Sull’altro lato si apre lo scrigno delle meraviglie dell’antica farmacia con gli arredi settecenteschi di Giuseppe Kofler, espressione dell’attività prevalente nella certosa, dove il farmacista riceveva il postulante informandosi sui sintomi che accusava ed effettuava un’ispezione corporale per dedurre un’anamnesi. Poi preparava il rimedio naturale con le essenze conservate in vasi di ceramica e scatole di faggio contrassegnate da etichette disegnate dal Balbi, e anche dosi infinitesimale di veleni custoditi separatamente (digitale, veleno di vipera). Il medicamento (gocce, compresse, sciroppo, unguento, estrazione alcolica) con relativa posologia veniva consegnato senza corrispettivo in denaro, semmai un’offerta spontanea, anche in natura. Alle donne non era consentito accedere all’abbazia, e dovevano inviare un messaggero a riferire i loro mali.

 

Splendidamente decorate in stile pompeiano le volte a crociera della sala, ispirate alle grottesche di Ercolano, in cui sono presenti alcuni animali utilizzati nelle ricette, come le ghiandole di ermellino o il corno di rinoceronte.mLa secolare tradizione erboristica si conclude nel 1947 quando i cistercensi di Casamari, subentrati ai certosini ridotti a poche unità, musealizzano la farmacia.

 

 

Nella corte con al centro la fontana settecentesca si fronteggiano la chiesa e il cosiddetto palazzo di Innocenzo III, che amava soggiornarvi per sottrarsi al caldo di Anagni, oggi Biblioteca Nazionale della certosa ricca di oltre 36.000 volumi. Vi sono conservate anche le ricette prodotte nel corso del tempo che, analizzate con i criteri della moderna farmacologia, risultano tuttora valide, soprattutto nelle malattie femminili.
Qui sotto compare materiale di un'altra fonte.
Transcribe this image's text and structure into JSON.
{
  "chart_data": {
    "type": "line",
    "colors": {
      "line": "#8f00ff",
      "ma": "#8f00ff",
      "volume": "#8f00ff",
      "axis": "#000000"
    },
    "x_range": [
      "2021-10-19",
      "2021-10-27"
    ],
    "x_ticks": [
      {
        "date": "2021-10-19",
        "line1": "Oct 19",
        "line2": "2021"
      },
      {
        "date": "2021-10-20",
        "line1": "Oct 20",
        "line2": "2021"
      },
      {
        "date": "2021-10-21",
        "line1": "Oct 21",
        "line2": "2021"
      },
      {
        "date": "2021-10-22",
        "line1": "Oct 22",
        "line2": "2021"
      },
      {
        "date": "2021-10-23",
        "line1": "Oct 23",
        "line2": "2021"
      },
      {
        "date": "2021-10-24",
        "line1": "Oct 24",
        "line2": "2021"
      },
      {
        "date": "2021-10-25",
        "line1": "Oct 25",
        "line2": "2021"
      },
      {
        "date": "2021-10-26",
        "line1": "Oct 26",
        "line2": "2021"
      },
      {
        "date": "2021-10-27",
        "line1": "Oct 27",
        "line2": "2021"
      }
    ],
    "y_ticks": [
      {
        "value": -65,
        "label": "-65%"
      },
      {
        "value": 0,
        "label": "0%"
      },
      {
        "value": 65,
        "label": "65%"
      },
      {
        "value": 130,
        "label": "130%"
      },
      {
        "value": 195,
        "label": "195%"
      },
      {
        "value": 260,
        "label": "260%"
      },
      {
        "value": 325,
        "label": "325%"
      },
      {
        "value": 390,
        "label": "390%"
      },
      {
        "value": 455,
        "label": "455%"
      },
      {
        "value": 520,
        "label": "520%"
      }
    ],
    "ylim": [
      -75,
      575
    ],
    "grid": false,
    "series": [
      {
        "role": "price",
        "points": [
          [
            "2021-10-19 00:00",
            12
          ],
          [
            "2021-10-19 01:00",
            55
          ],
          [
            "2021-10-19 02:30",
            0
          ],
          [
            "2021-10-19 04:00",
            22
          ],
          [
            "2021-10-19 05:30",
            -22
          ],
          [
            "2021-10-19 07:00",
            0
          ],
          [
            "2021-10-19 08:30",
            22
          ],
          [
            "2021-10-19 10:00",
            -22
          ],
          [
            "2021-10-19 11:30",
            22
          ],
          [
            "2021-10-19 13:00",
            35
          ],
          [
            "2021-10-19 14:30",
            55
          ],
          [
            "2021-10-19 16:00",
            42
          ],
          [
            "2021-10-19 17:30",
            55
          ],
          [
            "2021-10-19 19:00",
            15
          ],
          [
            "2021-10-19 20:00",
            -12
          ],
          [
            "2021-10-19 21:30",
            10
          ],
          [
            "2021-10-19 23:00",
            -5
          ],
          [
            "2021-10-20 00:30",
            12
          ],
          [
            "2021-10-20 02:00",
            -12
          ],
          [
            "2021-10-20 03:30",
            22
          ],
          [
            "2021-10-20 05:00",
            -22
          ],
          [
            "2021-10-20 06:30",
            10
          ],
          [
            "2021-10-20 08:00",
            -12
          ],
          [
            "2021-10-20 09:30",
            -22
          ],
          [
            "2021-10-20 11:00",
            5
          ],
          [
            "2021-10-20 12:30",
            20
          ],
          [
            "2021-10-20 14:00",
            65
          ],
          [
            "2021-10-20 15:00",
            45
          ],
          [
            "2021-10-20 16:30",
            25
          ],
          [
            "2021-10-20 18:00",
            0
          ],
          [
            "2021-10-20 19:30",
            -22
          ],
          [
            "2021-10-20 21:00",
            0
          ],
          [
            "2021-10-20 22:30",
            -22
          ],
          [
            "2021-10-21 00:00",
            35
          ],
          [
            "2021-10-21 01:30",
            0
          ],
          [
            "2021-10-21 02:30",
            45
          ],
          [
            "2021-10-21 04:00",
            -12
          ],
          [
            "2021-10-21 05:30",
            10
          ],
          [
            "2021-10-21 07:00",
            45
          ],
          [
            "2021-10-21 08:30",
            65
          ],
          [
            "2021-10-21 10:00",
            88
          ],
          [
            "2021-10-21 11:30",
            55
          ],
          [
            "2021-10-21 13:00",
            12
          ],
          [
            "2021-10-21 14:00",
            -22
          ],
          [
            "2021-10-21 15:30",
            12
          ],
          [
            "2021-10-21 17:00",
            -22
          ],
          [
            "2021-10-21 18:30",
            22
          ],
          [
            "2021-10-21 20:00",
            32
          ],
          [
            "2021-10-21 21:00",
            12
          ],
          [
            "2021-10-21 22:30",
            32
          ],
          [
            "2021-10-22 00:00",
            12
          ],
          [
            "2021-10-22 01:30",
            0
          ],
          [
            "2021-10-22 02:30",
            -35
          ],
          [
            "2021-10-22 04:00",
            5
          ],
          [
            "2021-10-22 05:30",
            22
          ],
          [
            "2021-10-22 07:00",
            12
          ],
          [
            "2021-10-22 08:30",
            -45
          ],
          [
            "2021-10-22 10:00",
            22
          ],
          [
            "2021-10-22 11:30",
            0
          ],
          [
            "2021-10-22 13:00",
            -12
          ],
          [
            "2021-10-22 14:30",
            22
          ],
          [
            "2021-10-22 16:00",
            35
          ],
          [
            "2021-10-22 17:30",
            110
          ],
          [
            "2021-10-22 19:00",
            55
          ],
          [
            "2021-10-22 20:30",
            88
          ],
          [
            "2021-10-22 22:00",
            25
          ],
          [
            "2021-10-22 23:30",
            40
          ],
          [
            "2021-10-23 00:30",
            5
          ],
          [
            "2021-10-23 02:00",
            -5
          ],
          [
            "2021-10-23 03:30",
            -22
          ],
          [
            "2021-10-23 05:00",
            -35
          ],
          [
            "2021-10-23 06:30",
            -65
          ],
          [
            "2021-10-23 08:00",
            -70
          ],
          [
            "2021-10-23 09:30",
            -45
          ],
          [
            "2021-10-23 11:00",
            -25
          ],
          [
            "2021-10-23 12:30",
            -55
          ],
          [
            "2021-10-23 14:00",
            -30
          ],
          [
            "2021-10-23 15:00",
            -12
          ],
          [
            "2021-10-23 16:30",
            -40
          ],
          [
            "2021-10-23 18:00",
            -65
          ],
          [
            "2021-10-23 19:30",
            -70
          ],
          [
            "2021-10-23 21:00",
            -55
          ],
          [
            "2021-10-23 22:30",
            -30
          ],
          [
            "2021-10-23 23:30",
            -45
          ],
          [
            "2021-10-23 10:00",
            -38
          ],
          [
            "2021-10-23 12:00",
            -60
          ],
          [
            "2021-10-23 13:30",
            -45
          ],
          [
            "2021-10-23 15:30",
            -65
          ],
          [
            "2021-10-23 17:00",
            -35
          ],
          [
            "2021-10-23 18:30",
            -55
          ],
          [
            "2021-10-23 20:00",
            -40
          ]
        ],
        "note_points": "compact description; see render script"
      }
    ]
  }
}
Vi si svolgono corsi specialistici di erboristeria e botanica e corsi per neofiti di riconoscimento delle piante officinali ed erbe spontanee commestibili dei Monti Ernici.

 

La chiesa abbaziale di San Bartolomeo ha subito rimaneggiamenti. L’iconostasi divide la navata in due parti, quella presbiteriale con coro ligneo cinquecentesco per i padri e l’altra per i conversi con coro del 1688. Alle pareti grandi tele del Balbi con la gloria di santi e il massacro dei monaci certosini a Londra, realizzata nel 1863. Pregevoli leggii girevoli traforati fronteggiano gli stalli, prezioso il tabernacolo decorato con pietre dure. Negli ambienti laterali nove altari con paliotto a scagliola consentivano a tutti i monaci di celebrare la messa quotidiana.

 

Sul grande chiostro del monastero si affacciano le celle dei monaci e il refettorio, il chiostro piccolo ospita il cimitero. Monumento Nazionale dal 1890, la certosa è gestita da LazioCrea SpA per concessione della Regione Lazio. Aperta tutti i giorni con ingresso libero, possibilità di visite guidate con prenotazione obbligatoria.